Extra Trees is similar to Random Forest but adds more randomness when building splits.

That extra randomness often reduces overfitting and can work well when the signal is messy.

Why it performed well

In the baseline diagnostics, Extra Trees detected fraud with non-zero recall and useful precision, while linear models struggled. This makes it a strong candidate for further tuning.

It behaves well in tabular datasets with mixed numeric and categorical-engineered features, especially when fraud signal appears in local pockets.

7.3 XGBoost

What it is

XGBoost is a gradient boosting model. Instead of training many trees independently (like Random Forest), it trains them sequentially.

Each new tree focuses on correcting the mistakes of the previous trees.

This often produces strong performance on structured/tabular data.

Why baseline XGBoost may look uneven

Boosting models are powerful but sensitive to setup:

  • learning rate
  • tree depth
  • class weighting
  • threshold choice

With baseline/default settings, XGBoost can underperform or produce weak recall. That does not mean the model family is unsuitable.
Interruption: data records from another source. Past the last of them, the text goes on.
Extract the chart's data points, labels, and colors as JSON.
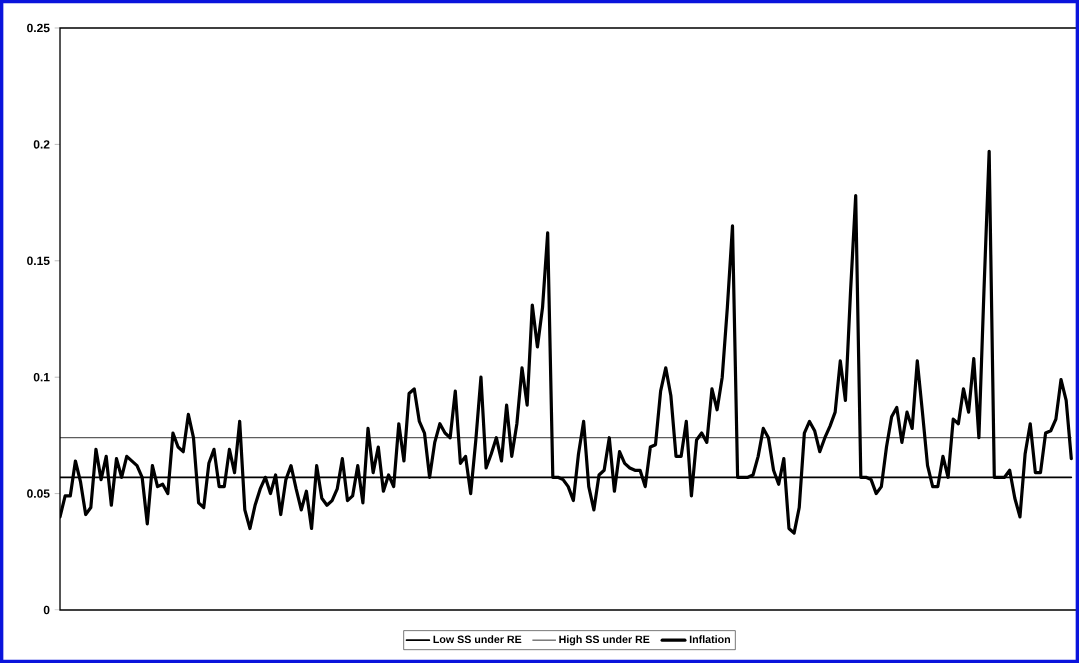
{
  "chart_data": {
    "type": "line",
    "categories": [
      null,
      null,
      null,
      null,
      null,
      null,
      null,
      null,
      null,
      null,
      null,
      null,
      null,
      null,
      null,
      null,
      null,
      null,
      null,
      null,
      null,
      null,
      null,
      null,
      null,
      null,
      null,
      null,
      null,
      null,
      null,
      null,
      null,
      null,
      null,
      null,
      null,
      null,
      null,
      null,
      null,
      null,
      null,
      null,
      null,
      null,
      null,
      null,
      null,
      null,
      null,
      null,
      null,
      null,
      null,
      null,
      null,
      null,
      null,
      null,
      null,
      null,
      null,
      null,
      null,
      null,
      null,
      null,
      null,
      null,
      null,
      null,
      null,
      null,
      null,
      null,
      null,
      null,
      null,
      null,
      null,
      null,
      null,
      null,
      null,
      null,
      null,
      null,
      null,
      null,
      null,
      null,
      null,
      null,
      null,
      null,
      null,
      null,
      null,
      null,
      null,
      null,
      null,
      null,
      null,
      null,
      null,
      null,
      null,
      null,
      null,
      null,
      null,
      null,
      null,
      null,
      null,
      null,
      null,
      null,
      null,
      null,
      null,
      null,
      null,
      null,
      null,
      null,
      null,
      null,
      null,
      null,
      null,
      null,
      null,
      null,
      null,
      null,
      null,
      null,
      null,
      null,
      null,
      null,
      null,
      null,
      null,
      null,
      null,
      null,
      null,
      null,
      null,
      null,
      null,
      null,
      null,
      null,
      null,
      null,
      null,
      null,
      null,
      null,
      null,
      null,
      null,
      null,
      null,
      null,
      null,
      null,
      null,
      null,
      null,
      null,
      null,
      null,
      null,
      null,
      null,
      null,
      null,
      null,
      null,
      null,
      null,
      null,
      null,
      null,
      null,
      null,
      null,
      null,
      null,
      null,
      null,
      null
    ],
    "series": [
      {
        "name": "Low SS under RE",
        "color": "#000000",
        "values": [
          0.057,
          0.057,
          0.057,
          0.057,
          0.057,
          0.057,
          0.057,
          0.057,
          0.057,
          0.057,
          0.057,
          0.057,
          0.057,
          0.057,
          0.057,
          0.057,
          0.057,
          0.057,
          0.057,
          0.057,
          0.057,
          0.057,
          0.057,
          0.057,
          0.057,
          0.057,
          0.057,
          0.057,
          0.057,
          0.057,
          0.057,
          0.057,
          0.057,
          0.057,
          0.057,
          0.057,
          0.057,
          0.057,
          0.057,
          0.057,
          0.057,
          0.057,
          0.057,
          0.057,
          0.057,
          0.057,
          0.057,
          0.057,
          0.057,
          0.057,
          0.057,
          0.057,
          0.057,
          0.057,
          0.057,
          0.057,
          0.057,
          0.057,
          0.057,
          0.057,
          0.057,
          0.057,
          0.057,
          0.057,
          0.057,
          0.057,
          0.057,
          0.057,
          0.057,
          0.057,
          0.057,
          0.057,
          0.057,
          0.057,
          0.057,
          0.057,
          0.057,
          0.057,
          0.057,
          0.057,
          0.057,
          0.057,
          0.057,
          0.057,
          0.057,
          0.057,
          0.057,
          0.057,
          0.057,
          0.057,
          0.057,
          0.057,
          0.057,
          0.057,
          0.057,
          0.057,
          0.057,
          0.057,
          0.057,
          0.057,
          0.057,
          0.057,
          0.057,
          0.057,
          0.057,
          0.057,
          0.057,
          0.057,
          0.057,
          0.057,
          0.057,
          0.057,
          0.057,
          0.057,
          0.057,
          0.057,
          0.057,
          0.057,
          0.057,
          0.057,
          0.057,
          0.057,
          0.057,
          0.057,
          0.057,
          0.057,
          0.057,
          0.057,
          0.057,
          0.057,
          0.057,
          0.057,
          0.057,
          0.057,
          0.057,
          0.057,
          0.057,
          0.057,
          0.057,
          0.057,
          0.057,
          0.057,
          0.057,
          0.057,
          0.057,
          0.057,
          0.057,
          0.057,
          0.057,
          0.057,
          0.057,
          0.057,
          0.057,
          0.057,
          0.057,
          0.057,
          0.057,
          0.057,
          0.057,
          0.057,
          0.057,
          0.057,
          0.057,
          0.057,
          0.057,
          0.057,
          0.057,
          0.057,
          0.057,
          0.057,
          0.057,
          0.057,
          0.057,
          0.057,
          0.057,
          0.057,
          0.057,
          0.057,
          0.057,
          0.057,
          0.057,
          0.057,
          0.057,
          0.057,
          0.057,
          0.057,
          0.057,
          0.057,
          0.057,
          0.057,
          0.057,
          0.057,
          0.057,
          0.057,
          0.057,
          0.057,
          0.057,
          0.057
        ]
      },
      {
        "name": "High SS under RE",
        "color": "#000000",
        "values": [
          0.074,
          0.074,
          0.074,
          0.074,
          0.074,
          0.074,
          0.074,
          0.074,
          0.074,
          0.074,
          0.074,
          0.074,
          0.074,
          0.074,
          0.074,
          0.074,
          0.074,
          0.074,
          0.074,
          0.074,
          0.074,
          0.074,
          0.074,
          0.074,
          0.074,
          0.074,
          0.074,
          0.074,
          0.074,
          0.074,
          0.074,
          0.074,
          0.074,
          0.074,
          0.074,
          0.074,
          0.074,
          0.074,
          0.074,
          0.074,
          0.074,
          0.074,
          0.074,
          0.074,
          0.074,
          0.074,
          0.074,
          0.074,
          0.074,
          0.074,
          0.074,
          0.074,
          0.074,
          0.074,
          0.074,
          0.074,
          0.074,
          0.074,
          0.074,
          0.074,
          0.074,
          0.074,
          0.074,
          0.074,
          0.074,
          0.074,
          0.074,
          0.074,
          0.074,
          0.074,
          0.074,
          0.074,
          0.074,
          0.074,
          0.074,
          0.074,
          0.074,
          0.074,
          0.074,
          0.074,
          0.074,
          0.074,
          0.074,
          0.074,
          0.074,
          0.074,
          0.074,
          0.074,
          0.074,
          0.074,
          0.074,
          0.074,
          0.074,
          0.074,
          0.074,
          0.074,
          0.074,
          0.074,
          0.074,
          0.074,
          0.074,
          0.074,
          0.074,
          0.074,
          0.074,
          0.074,
          0.074,
          0.074,
          0.074,
          0.074,
          0.074,
          0.074,
          0.074,
          0.074,
          0.074,
          0.074,
          0.074,
          0.074,
          0.074,
          0.074,
          0.074,
          0.074,
          0.074,
          0.074,
          0.074,
          0.074,
          0.074,
          0.074,
          0.074,
          0.074,
          0.074,
          0.074,
          0.074,
          0.074,
          0.074,
          0.074,
          0.074,
          0.074,
          0.074,
          0.074,
          0.074,
          0.074,
          0.074,
          0.074,
          0.074,
          0.074,
          0.074,
          0.074,
          0.074,
          0.074,
          0.074,
          0.074,
          0.074,
          0.074,
          0.074,
          0.074,
          0.074,
          0.074,
          0.074,
          0.074,
          0.074,
          0.074,
          0.074,
          0.074,
          0.074,
          0.074,
          0.074,
          0.074,
          0.074,
          0.074,
          0.074,
          0.074,
          0.074,
          0.074,
          0.074,
          0.074,
          0.074,
          0.074,
          0.074,
          0.074,
          0.074,
          0.074,
          0.074,
          0.074,
          0.074,
          0.074,
          0.074,
          0.074,
          0.074,
          0.074,
          0.074,
          0.074,
          0.074,
          0.074,
          0.074,
          0.074,
          0.074,
          0.074
        ]
      },
      {
        "name": "Inflation",
        "color": "#000000",
        "values": [
          0.04,
          0.049,
          0.049,
          0.064,
          0.055,
          0.041,
          0.044,
          0.069,
          0.056,
          0.066,
          0.045,
          0.065,
          0.057,
          0.066,
          0.064,
          0.062,
          0.057,
          0.037,
          0.062,
          0.053,
          0.054,
          0.05,
          0.076,
          0.07,
          0.068,
          0.084,
          0.074,
          0.046,
          0.044,
          0.063,
          0.069,
          0.053,
          0.053,
          0.069,
          0.059,
          0.081,
          0.043,
          0.035,
          0.045,
          0.052,
          0.057,
          0.05,
          0.058,
          0.041,
          0.056,
          0.062,
          0.052,
          0.043,
          0.051,
          0.035,
          0.062,
          0.048,
          0.045,
          0.047,
          0.052,
          0.065,
          0.047,
          0.049,
          0.062,
          0.046,
          0.078,
          0.059,
          0.07,
          0.051,
          0.058,
          0.053,
          0.08,
          0.064,
          0.093,
          0.095,
          0.081,
          0.076,
          0.057,
          0.072,
          0.08,
          0.076,
          0.074,
          0.094,
          0.063,
          0.066,
          0.05,
          0.073,
          0.1,
          0.061,
          0.067,
          0.074,
          0.064,
          0.088,
          0.066,
          0.08,
          0.104,
          0.088,
          0.131,
          0.113,
          0.13,
          0.162,
          0.057,
          0.057,
          0.056,
          0.053,
          0.047,
          0.067,
          0.081,
          0.053,
          0.043,
          0.058,
          0.06,
          0.074,
          0.051,
          0.068,
          0.063,
          0.061,
          0.06,
          0.06,
          0.053,
          0.07,
          0.071,
          0.094,
          0.104,
          0.092,
          0.066,
          0.066,
          0.081,
          0.049,
          0.073,
          0.076,
          0.072,
          0.095,
          0.086,
          0.1,
          0.13,
          0.165,
          0.057,
          0.057,
          0.057,
          0.058,
          0.066,
          0.078,
          0.074,
          0.06,
          0.054,
          0.065,
          0.035,
          0.033,
          0.044,
          0.076,
          0.081,
          0.077,
          0.068,
          0.074,
          0.079,
          0.085,
          0.107,
          0.09,
          0.137,
          0.178,
          0.057,
          0.057,
          0.056,
          0.05,
          0.053,
          0.07,
          0.083,
          0.087,
          0.072,
          0.085,
          0.078,
          0.107,
          0.085,
          0.062,
          0.053,
          0.053,
          0.066,
          0.057,
          0.082,
          0.08,
          0.095,
          0.085,
          0.108,
          0.074,
          0.138,
          0.197,
          0.057,
          0.057,
          0.057,
          0.06,
          0.048,
          0.04,
          0.067,
          0.08,
          0.059,
          0.059,
          0.076,
          0.077,
          0.082,
          0.099,
          0.09,
          0.065
        ]
      }
    ],
    "ylim": [
      0,
      0.25
    ],
    "yticks": [
      0,
      0.05,
      0.1,
      0.15,
      0.2,
      0.25
    ],
    "legend": "bottom",
    "marker": "none",
    "line_style": "solid"
  }
}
It means it needs tuning and proper imbalance handling.

That is exactly why baseline diagnostics come before optimization.

Conceptual diagram showing multiple small trees funneling into a single voting and aggregation block
“Ensembles use many trees voting together, or sequential boosting to correct previous mistakes.”
. . .
“Tree-based families remain viable under imbalance; linear baselines collapse or underperform.”
. . .

8. Why Feature Representation Changed the Results

The baseline comparison also tested more than one dataset representation.

This matters because models do not process the same feature space in the same way.

Linear models need help

Linear models need the feature space to be shaped into something close to additive structure. They benefit from:

  • buckets
  • binary flags
  • grouped categories
  • explicit temporal markers

Without that, they often miss minority patterns.

Tree models use richer structure directly

Tree models can work with:

  • thresholds
  • interactions
  • local patterns
  • high-cardinality detail (when encoded appropriately)

When fed a tree-optimized feature set, tree-based models improved. That confirms the engineering decision to create separate representations for different model families.

. . .

9. Baseline Diagnostic Outcome

The baseline stage produced a clear shortlist for the next phase.

Candidate families for tuning

  • Extra Trees
  • Random Forest
  • XGBoost (with tuning and imbalance handling)

Reference baselines (kept for comparison, not primary candidates)

  • Logistic Regression
  • RidgeClassifier
  • BernoulliNB

This is an important milestone because it prevents wasted tuning effort. Hyperparameter optimization is useful only after the model family itself has shown it can detect fraud signal.

. . .

Key Takeaway

The baseline diagnostics established which model families are structurally compatible with this fraud detection problem.

The main findings were:

  • Accuracy was not informative under class imbalance.
  • Some linear models defaulted to majority-class predictions and failed to detect fraud.
  • Probabilistic Naive Bayes provided a useful reference baseline.
  • Tree-based models detected fraud signal more reliably and responded well to the tree-oriented feature representation.

This screening stage created a disciplined entry point into the next modeling phase: recall-weighted optimization and threshold design.